How often one needs fuel is soooo dependent on one's body - it's really different for everyone. I know marathoners who take nothing for the full 26.2, while I need something for a run as short as 6 miles. I'm hypoglycemic (low blood-sugar) to start and exercise makes my blood-sugar tank. So for runs over an hour, I have 2-3 chews around the 30-min mark and again every 20-30 mins form that point on. Still, the chews weren't quite enough when I hit double-digit miles. For 9-10 or more, I alternate: a few chews at 30 mins, 1/2 a CLIF bar at 60 mins, chews again at 90 and 120 mins, other 1/2 CLIF bar at 150, chews at 180.
I also live in FL... water just isn't enough in summer. I use Nuun before a run and alternate filling up my handheld water bottle with plain water and Nuun throughout a long run. (I run where there are fountains and restrooms to hit up for refills and I carry an extra Nuun tablet in my running belt.)
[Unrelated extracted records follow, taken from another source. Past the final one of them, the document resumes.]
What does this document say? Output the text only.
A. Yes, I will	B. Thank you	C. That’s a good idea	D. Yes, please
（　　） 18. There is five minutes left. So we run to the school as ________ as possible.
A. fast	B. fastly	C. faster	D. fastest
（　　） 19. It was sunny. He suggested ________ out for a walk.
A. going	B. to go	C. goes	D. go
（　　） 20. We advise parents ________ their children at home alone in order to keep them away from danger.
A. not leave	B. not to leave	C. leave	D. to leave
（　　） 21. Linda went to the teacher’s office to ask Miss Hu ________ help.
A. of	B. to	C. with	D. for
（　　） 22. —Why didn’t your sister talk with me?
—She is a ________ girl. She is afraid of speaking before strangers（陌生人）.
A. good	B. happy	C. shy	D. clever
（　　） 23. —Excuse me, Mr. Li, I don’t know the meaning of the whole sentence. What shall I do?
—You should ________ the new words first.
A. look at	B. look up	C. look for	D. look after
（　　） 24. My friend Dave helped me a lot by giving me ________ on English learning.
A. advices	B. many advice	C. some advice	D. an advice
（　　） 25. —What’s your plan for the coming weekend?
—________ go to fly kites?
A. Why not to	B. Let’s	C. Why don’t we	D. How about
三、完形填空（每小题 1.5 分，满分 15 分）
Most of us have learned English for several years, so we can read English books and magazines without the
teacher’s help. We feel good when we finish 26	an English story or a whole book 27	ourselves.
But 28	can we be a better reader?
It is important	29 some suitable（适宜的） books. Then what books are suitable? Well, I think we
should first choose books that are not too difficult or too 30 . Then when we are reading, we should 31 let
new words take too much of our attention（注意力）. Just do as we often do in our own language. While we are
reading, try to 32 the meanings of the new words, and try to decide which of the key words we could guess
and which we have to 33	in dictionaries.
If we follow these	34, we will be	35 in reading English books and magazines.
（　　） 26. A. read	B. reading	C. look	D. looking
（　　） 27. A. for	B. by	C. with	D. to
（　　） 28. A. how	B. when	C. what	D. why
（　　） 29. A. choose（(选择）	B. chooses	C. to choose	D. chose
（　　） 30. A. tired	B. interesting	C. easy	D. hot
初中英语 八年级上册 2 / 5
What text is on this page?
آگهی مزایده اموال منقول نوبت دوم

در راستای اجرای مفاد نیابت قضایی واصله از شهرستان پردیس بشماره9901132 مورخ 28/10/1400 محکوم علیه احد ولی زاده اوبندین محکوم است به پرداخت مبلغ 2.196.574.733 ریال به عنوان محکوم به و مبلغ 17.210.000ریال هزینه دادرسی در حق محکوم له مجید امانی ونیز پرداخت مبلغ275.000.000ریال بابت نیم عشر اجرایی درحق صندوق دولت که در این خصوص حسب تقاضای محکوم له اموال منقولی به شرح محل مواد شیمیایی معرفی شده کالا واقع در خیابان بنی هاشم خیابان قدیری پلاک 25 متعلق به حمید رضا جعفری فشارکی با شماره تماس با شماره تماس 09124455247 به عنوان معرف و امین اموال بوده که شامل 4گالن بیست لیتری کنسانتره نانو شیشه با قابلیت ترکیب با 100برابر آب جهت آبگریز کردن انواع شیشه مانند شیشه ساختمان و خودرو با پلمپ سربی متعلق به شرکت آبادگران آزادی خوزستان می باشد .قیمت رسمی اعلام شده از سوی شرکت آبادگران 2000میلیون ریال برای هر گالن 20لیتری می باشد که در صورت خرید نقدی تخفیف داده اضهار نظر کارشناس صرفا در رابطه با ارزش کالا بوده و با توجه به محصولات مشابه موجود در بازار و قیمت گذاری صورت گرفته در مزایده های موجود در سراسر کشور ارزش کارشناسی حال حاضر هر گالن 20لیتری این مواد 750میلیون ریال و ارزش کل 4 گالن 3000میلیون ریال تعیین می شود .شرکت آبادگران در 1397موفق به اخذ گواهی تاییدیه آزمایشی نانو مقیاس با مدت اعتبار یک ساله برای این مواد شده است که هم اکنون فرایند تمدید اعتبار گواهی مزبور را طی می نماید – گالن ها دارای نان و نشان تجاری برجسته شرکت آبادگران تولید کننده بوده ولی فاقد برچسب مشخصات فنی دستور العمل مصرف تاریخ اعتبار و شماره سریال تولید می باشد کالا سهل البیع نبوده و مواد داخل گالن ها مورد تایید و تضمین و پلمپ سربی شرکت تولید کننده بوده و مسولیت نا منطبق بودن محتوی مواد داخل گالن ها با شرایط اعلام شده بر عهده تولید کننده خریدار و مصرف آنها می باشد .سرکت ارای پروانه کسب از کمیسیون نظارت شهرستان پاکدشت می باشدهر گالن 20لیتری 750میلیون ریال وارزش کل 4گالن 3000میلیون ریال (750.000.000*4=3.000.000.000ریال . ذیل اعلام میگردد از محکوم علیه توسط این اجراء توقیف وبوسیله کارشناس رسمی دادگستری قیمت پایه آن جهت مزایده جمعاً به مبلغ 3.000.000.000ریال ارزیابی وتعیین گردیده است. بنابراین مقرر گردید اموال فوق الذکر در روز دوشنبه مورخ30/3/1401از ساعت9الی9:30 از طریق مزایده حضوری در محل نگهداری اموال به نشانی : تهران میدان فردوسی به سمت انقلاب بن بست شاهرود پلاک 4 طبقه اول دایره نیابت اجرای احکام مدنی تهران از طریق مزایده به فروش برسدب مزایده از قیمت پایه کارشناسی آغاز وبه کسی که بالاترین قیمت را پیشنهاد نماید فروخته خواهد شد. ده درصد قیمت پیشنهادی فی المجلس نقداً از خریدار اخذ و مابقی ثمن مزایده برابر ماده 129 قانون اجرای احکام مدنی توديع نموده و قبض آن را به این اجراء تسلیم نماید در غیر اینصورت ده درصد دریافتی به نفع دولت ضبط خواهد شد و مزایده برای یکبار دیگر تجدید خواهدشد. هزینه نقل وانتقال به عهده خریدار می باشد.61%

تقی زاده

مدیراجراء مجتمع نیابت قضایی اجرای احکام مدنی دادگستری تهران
Just out of curiosity, what program(s) will everyone be using to train for this race? I want to do the Galloway but somehow modify it as I don't typically run/walk. Are there any other good plans out there people will be using? It's not long now until the official ToT training starts!
I'm sort of blending Galloway's Time Improvement 1/2 plan with Hal Higdon's Novice 2 1/2 plan - I'm doing a half 3 weeks after TOT and another half in Jan., so it's kind of one long training plan with races in the middle of it. I like Galloway's speed work on cut-back weeks and Higdon's 4 days of running, so it'll look something like this:
Mon - yoga
Tue - short run+upper body
Wed - cross train (ballet, zumba, swim or pilates)
Thu - short run+lower body
Fri - rest
Sat - long run or speed work (alternating)
Sun - easy run
Long runs will build from my non-race training base of 6 miles to 13-14ish miles before TOT.